The list of placentophagy’s purported health benefits is quite long. Eating the placenta right after birth is said, for example, to reduce the new mother’s post-delivery pain and bleeding and to increase her milk production and energy. Placentophagy advocates also claim that the practice will help with maternal bonding and reduce the risk of post-partum depression.
In addition, dried placenta, encapsulated and taken as pills, has been declared useful for the treatment of insomnia, the production of healthier skin and hair, and the regulation of hormones during menstruation and menopause.
The review found no evidence to support any of these claims. The animal studies did suggest some possible benefits, but, as the researchers stress, “statistically significant findings in animal data do not translate into meaningful benefits for humans.”
The placebo effect
Reports of human benefits from eating placenta have almost all come from women who were predisposed to believing in those benefits in the first place, the researchers point out. In such situations, any reported effects are highly likely to be the result of the placebo effect.
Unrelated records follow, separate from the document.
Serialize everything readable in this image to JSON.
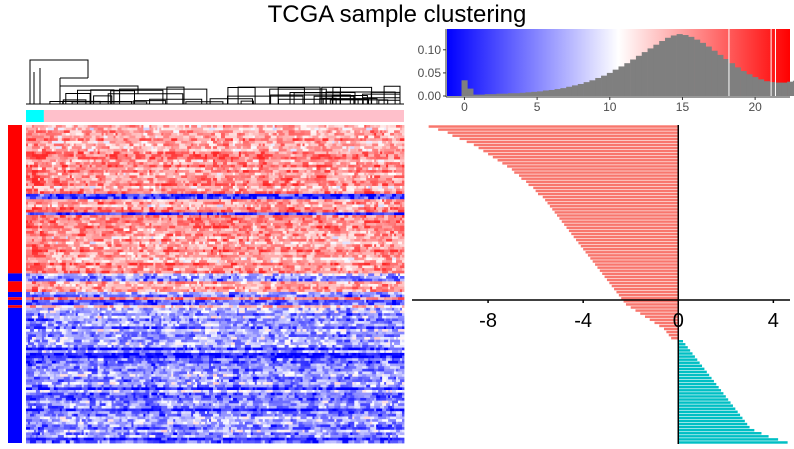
{
  "title": "TCGA sample clustering",
  "colors": {
    "low": "#0000ff",
    "mid": "#ffffff",
    "high": "#ff0000",
    "hist_bar": "#7f7f7f",
    "cluster_cyan": "#00ffff",
    "cluster_pink": "#ffc0cb",
    "row_up": "#ff0000",
    "row_down": "#0000ff",
    "bar_salmon": "#f8766d",
    "bar_teal": "#00bfc4"
  },
  "chart_data": [
    {
      "type": "heatmap",
      "description_free": true,
      "rows": 120,
      "columns": 190,
      "column_clusters": [
        {
          "color_key": "cluster_cyan",
          "count": 9
        },
        {
          "color_key": "cluster_pink",
          "count": 181
        }
      ],
      "row_annotation": [
        {
          "color_key": "row_up",
          "count": 56
        },
        {
          "color_key": "row_down",
          "count": 3
        },
        {
          "color_key": "row_up",
          "count": 4
        },
        {
          "color_key": "row_down",
          "count": 2
        },
        {
          "color_key": "row_up",
          "count": 1
        },
        {
          "color_key": "row_down",
          "count": 2
        },
        {
          "color_key": "row_up",
          "count": 1
        },
        {
          "color_key": "row_down",
          "count": 51
        }
      ],
      "color_scale": [
        "low",
        "mid",
        "high"
      ],
      "dendrogram": "top"
    },
    {
      "type": "bar",
      "role": "histogram",
      "x_ticks": [
        "0",
        "5",
        "10",
        "15",
        "20"
      ],
      "y_ticks": [
        "0.00",
        "0.05",
        "0.10"
      ],
      "xlim": [
        -1.2,
        22.4
      ],
      "ylim": [
        0,
        0.145
      ],
      "bin_width": 0.4,
      "bin_start": -0.2,
      "values": [
        0.034,
        0.016,
        0.003,
        0.003,
        0.004,
        0.004,
        0.005,
        0.005,
        0.006,
        0.006,
        0.007,
        0.008,
        0.009,
        0.01,
        0.012,
        0.013,
        0.015,
        0.017,
        0.02,
        0.023,
        0.026,
        0.03,
        0.034,
        0.039,
        0.044,
        0.05,
        0.057,
        0.064,
        0.071,
        0.079,
        0.087,
        0.095,
        0.103,
        0.111,
        0.119,
        0.126,
        0.131,
        0.134,
        0.132,
        0.128,
        0.122,
        0.115,
        0.107,
        0.098,
        0.089,
        0.08,
        0.071,
        0.062,
        0.054,
        0.047,
        0.041,
        0.036,
        0.032,
        0.03,
        0.029,
        0.029,
        0.031,
        0.033,
        0.035,
        0.035,
        0.034,
        0.031,
        0.027,
        0.023,
        0.019,
        0.015,
        0.012,
        0.009,
        0.006,
        0.004,
        0.003,
        0.002,
        0.001,
        0.001,
        0.001,
        0.001,
        0.001,
        0.001,
        0.001
      ],
      "marker_lines": [
        18.2,
        21.1,
        21.4
      ]
    },
    {
      "type": "bar",
      "orientation": "horizontal",
      "x_ticks": [
        "-8",
        "-4",
        "0",
        "4"
      ],
      "xlim": [
        -11.2,
        4.7
      ],
      "values": [
        -10.5,
        -10.1,
        -9.7,
        -9.5,
        -9.2,
        -8.9,
        -8.6,
        -8.4,
        -8.2,
        -8.0,
        -7.8,
        -7.6,
        -7.4,
        -7.2,
        -7.0,
        -6.9,
        -6.7,
        -6.6,
        -6.4,
        -6.3,
        -6.1,
        -6.0,
        -5.9,
        -5.7,
        -5.6,
        -5.5,
        -5.4,
        -5.3,
        -5.2,
        -5.1,
        -5.0,
        -4.9,
        -4.8,
        -4.7,
        -4.6,
        -4.5,
        -4.4,
        -4.3,
        -4.2,
        -4.1,
        -4.0,
        -3.9,
        -3.8,
        -3.7,
        -3.6,
        -3.5,
        -3.4,
        -3.3,
        -3.2,
        -3.1,
        -3.0,
        -2.9,
        -2.8,
        -2.7,
        -2.6,
        -2.5,
        -2.4,
        -2.3,
        -2.2,
        -2.0,
        -1.8,
        -1.6,
        -1.4,
        -1.2,
        -1.0,
        -0.8,
        -0.6,
        -0.5,
        -0.4,
        -0.3,
        0.2,
        0.3,
        0.4,
        0.5,
        0.6,
        0.7,
        0.8,
        0.9,
        1.0,
        1.1,
        1.2,
        1.3,
        1.4,
        1.5,
        1.6,
        1.7,
        1.8,
        1.9,
        2.0,
        2.1,
        2.2,
        2.3,
        2.4,
        2.5,
        2.6,
        2.7,
        2.8,
        2.9,
        3.0,
        3.2,
        3.5,
        3.8,
        4.2,
        4.6
      ]
    }
  ]
}
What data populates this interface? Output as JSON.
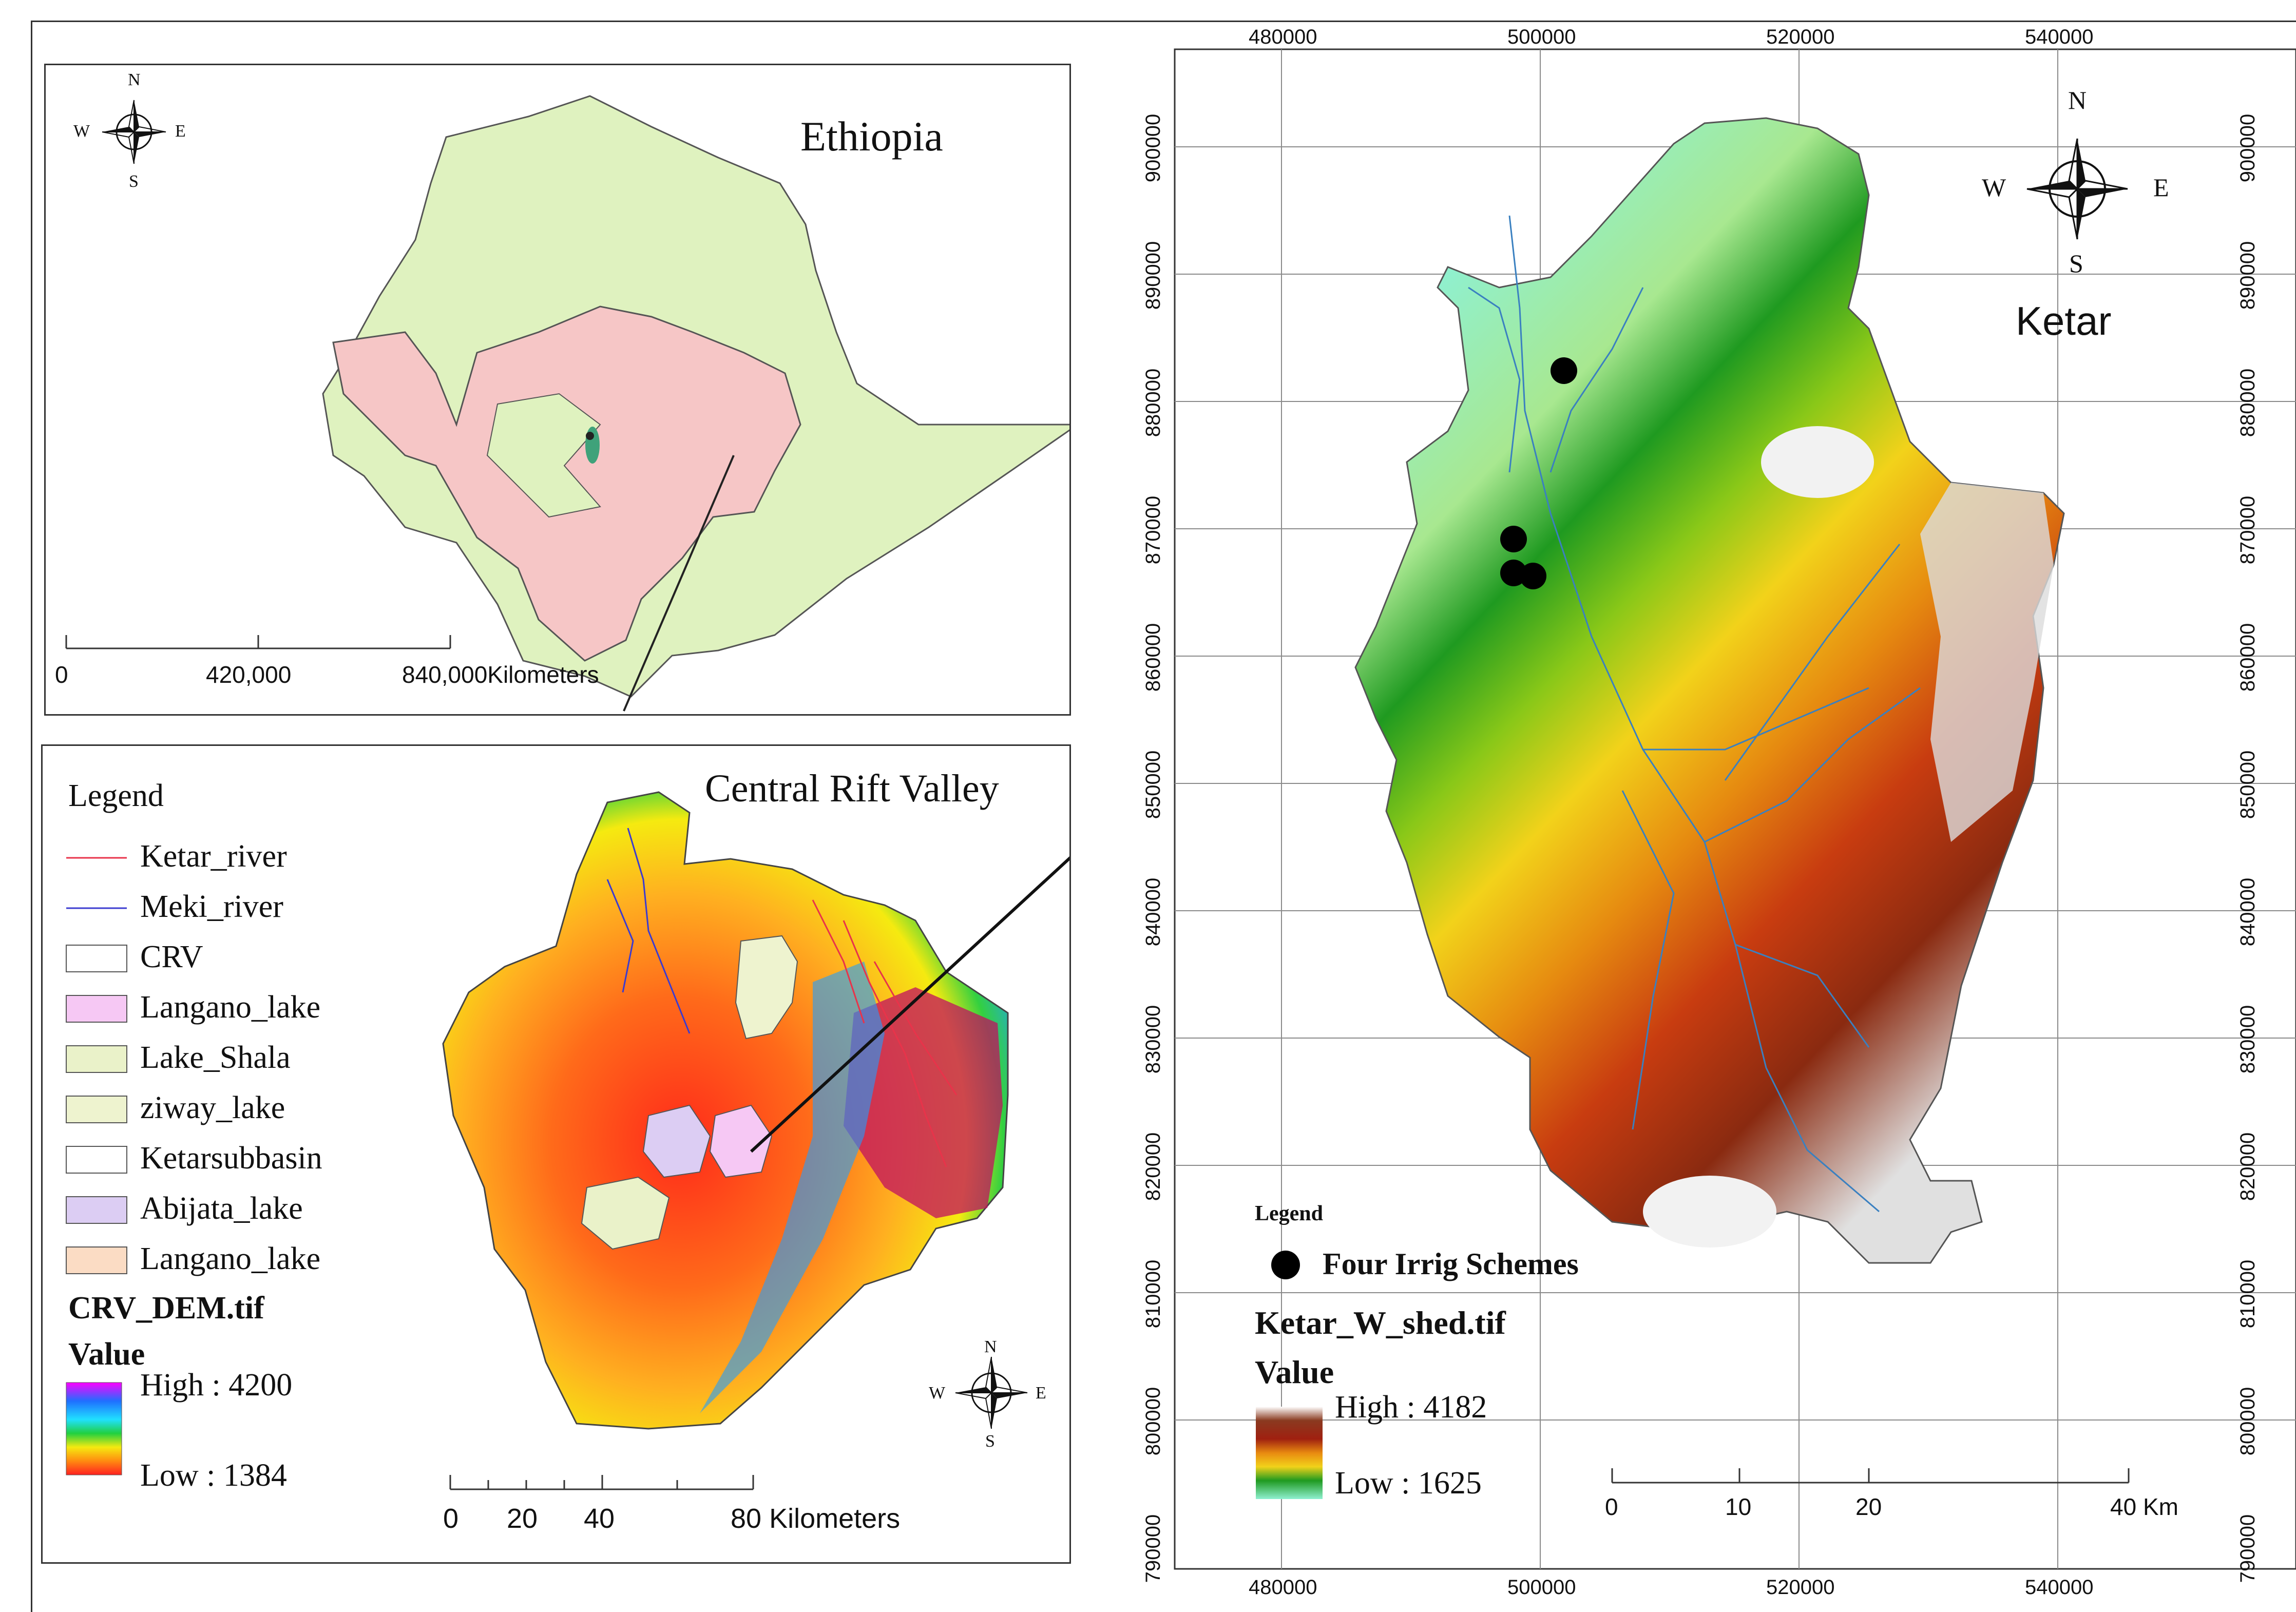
{
  "ethiopia_panel": {
    "title": "Ethiopia",
    "scale_labels": [
      "0",
      "420,000",
      "840,000"
    ],
    "scale_unit": "Kilometers"
  },
  "crv_panel": {
    "title": "Central Rift Valley",
    "legend_title": "Legend",
    "legend_items": [
      {
        "label": "Ketar_river",
        "color": "#e8334a",
        "kind": "line"
      },
      {
        "label": "Meki_river",
        "color": "#3b3bd0",
        "kind": "line"
      },
      {
        "label": "CRV",
        "color": "#ffffff",
        "kind": "box"
      },
      {
        "label": "Langano_lake",
        "color": "#f6c8f4",
        "kind": "box"
      },
      {
        "label": "Lake_Shala",
        "color": "#eaf2c9",
        "kind": "box"
      },
      {
        "label": "ziway_lake",
        "color": "#eef3cf",
        "kind": "box"
      },
      {
        "label": "Ketarsubbasin",
        "color": "#ffffff",
        "kind": "box"
      },
      {
        "label": "Abijata_lake",
        "color": "#dccdf3",
        "kind": "box"
      },
      {
        "label": "Langano_lake",
        "color": "#fbdcc4",
        "kind": "box"
      }
    ],
    "raster_name": "CRV_DEM.tif",
    "value_label": "Value",
    "high_label": "High : 4200",
    "low_label": "Low : 1384",
    "scale_labels": [
      "0",
      "20",
      "40",
      "80 Kilometers"
    ]
  },
  "ketar_panel": {
    "title": "Ketar",
    "x_ticks": [
      "480000",
      "500000",
      "520000",
      "540000"
    ],
    "y_ticks": [
      "900000",
      "890000",
      "880000",
      "870000",
      "860000",
      "850000",
      "840000",
      "830000",
      "820000",
      "810000",
      "800000",
      "790000"
    ],
    "legend_title": "Legend",
    "point_label": "Four Irrig Schemes",
    "raster_name": "Ketar_W_shed.tif",
    "value_label": "Value",
    "high_label": "High : 4182",
    "low_label": "Low : 1625",
    "scale_labels": [
      "0",
      "10",
      "20",
      "40 Km"
    ]
  },
  "compass": {
    "n": "N",
    "s": "S",
    "e": "E",
    "w": "W"
  }
}
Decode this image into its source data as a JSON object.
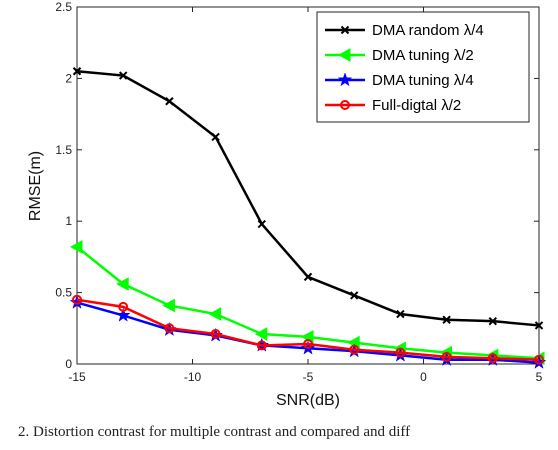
{
  "chart_data": {
    "type": "line",
    "xlabel": "SNR(dB)",
    "ylabel": "RMSE(m)",
    "xlim": [
      -15,
      5
    ],
    "ylim": [
      0,
      2.5
    ],
    "xticks": [
      "-15",
      "-10",
      "-5",
      "0",
      "5"
    ],
    "yticks": [
      "0",
      "0.5",
      "1",
      "1.5",
      "2",
      "2.5"
    ],
    "legend_position": "top-right",
    "grid": false,
    "x": [
      -15,
      -13,
      -11,
      -9,
      -7,
      -5,
      -3,
      -1,
      1,
      3,
      5
    ],
    "series": [
      {
        "name": "DMA random λ/4",
        "color": "#000000",
        "marker": "x",
        "values": [
          2.05,
          2.02,
          1.84,
          1.59,
          0.98,
          0.61,
          0.48,
          0.35,
          0.31,
          0.3,
          0.27
        ]
      },
      {
        "name": "DMA tuning λ/2",
        "color": "#00ff00",
        "marker": "triangle-left",
        "values": [
          0.82,
          0.56,
          0.41,
          0.35,
          0.21,
          0.19,
          0.15,
          0.11,
          0.08,
          0.06,
          0.04
        ]
      },
      {
        "name": "DMA tuning λ/4",
        "color": "#0000ff",
        "marker": "star",
        "values": [
          0.43,
          0.34,
          0.24,
          0.2,
          0.13,
          0.11,
          0.09,
          0.06,
          0.03,
          0.03,
          0.01
        ]
      },
      {
        "name": "Full-digtal λ/2",
        "color": "#ff0000",
        "marker": "circle",
        "values": [
          0.45,
          0.4,
          0.25,
          0.21,
          0.13,
          0.14,
          0.1,
          0.08,
          0.05,
          0.04,
          0.03
        ]
      }
    ]
  },
  "caption": "2.  Distortion  contrast  for  multiple  contrast  and  compared  and  diff"
}
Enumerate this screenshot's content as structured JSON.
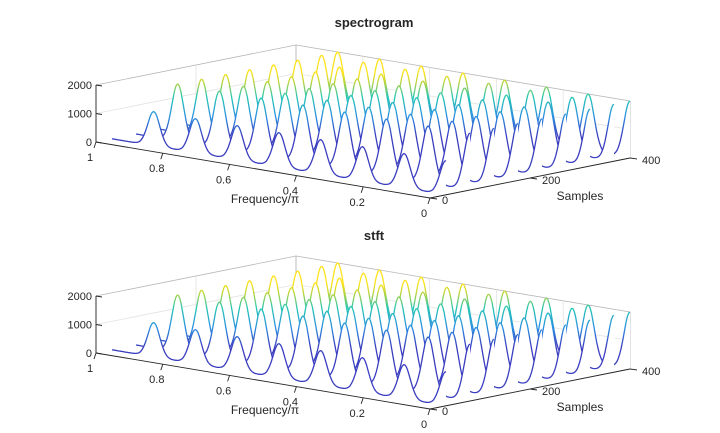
{
  "chart_data": [
    {
      "type": "waterfall",
      "title": "spectrogram",
      "xlabel": "Frequency/π",
      "ylabel": "Samples",
      "zlabel": "",
      "xlim": [
        0,
        1
      ],
      "ylim": [
        0,
        400
      ],
      "zlim": [
        0,
        2000
      ],
      "xticks": [
        "1",
        "0.8",
        "0.6",
        "0.4",
        "0.2",
        "0"
      ],
      "yticks": [
        "0",
        "200",
        "400"
      ],
      "zticks": [
        "0",
        "1000",
        "2000"
      ],
      "grid": true,
      "colormap": "parula",
      "peak_frequencies": [
        0.875,
        0.75,
        0.625,
        0.5,
        0.375,
        0.25,
        0.125,
        0.0
      ],
      "peak_height": 2000,
      "peak_width": 0.018,
      "time_slices": [
        32,
        80,
        128,
        176,
        224,
        272,
        320,
        368,
        400
      ]
    },
    {
      "type": "waterfall",
      "title": "stft",
      "xlabel": "Frequency/π",
      "ylabel": "Samples",
      "zlabel": "",
      "xlim": [
        0,
        1
      ],
      "ylim": [
        0,
        400
      ],
      "zlim": [
        0,
        2000
      ],
      "xticks": [
        "1",
        "0.8",
        "0.6",
        "0.4",
        "0.2",
        "0"
      ],
      "yticks": [
        "0",
        "200",
        "400"
      ],
      "zticks": [
        "0",
        "1000",
        "2000"
      ],
      "grid": true,
      "colormap": "parula",
      "peak_frequencies": [
        0.875,
        0.75,
        0.625,
        0.5,
        0.375,
        0.25,
        0.125,
        0.0
      ],
      "peak_height": 2000,
      "peak_width": 0.018,
      "time_slices": [
        32,
        80,
        128,
        176,
        224,
        272,
        320,
        368,
        400
      ]
    }
  ]
}
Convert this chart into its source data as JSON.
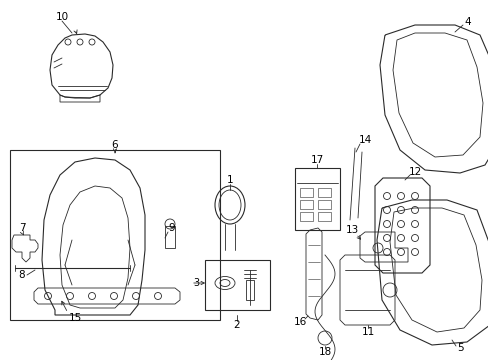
{
  "bg_color": "#ffffff",
  "line_color": "#2a2a2a",
  "label_color": "#000000",
  "fig_width": 4.89,
  "fig_height": 3.6,
  "dpi": 100
}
Only rigorous studies — which have not yet been done — would be able to determine if placentophagy actually contributes to human health.
As for the claim that women in ancient societies routinely practiced placentophagy, the review found little evidence for that as well. Old Chinese medical texts do recommend dried human placenta for impotence, infertility, low energy and a handful of other problems, but “there is no clear evidence of postpartum women ingesting placenta,” the researchers write.
The first documented accounts of women practicing placentophagy after giving birth can be traced back to North America in the 1970s, they add.
The researchers cite a 2010 review of the placental beliefs and practices of 179 ancient and contemporary societies, which found no anthropological evidence to support the idea that human placentophagy is or has been common practice.
In fact, a dozen of those societies believe (or believed) that the placenta is unclean and/or contaminated with potentially contagious matter. But many societies did hold (or held) health-related superstitious beliefs about the disposal of the placenta, specifically that if the placenta is buried in the right location, good health will come to the family and to the surrounding community.
If only today’s health-related superstitions were so easy to bury.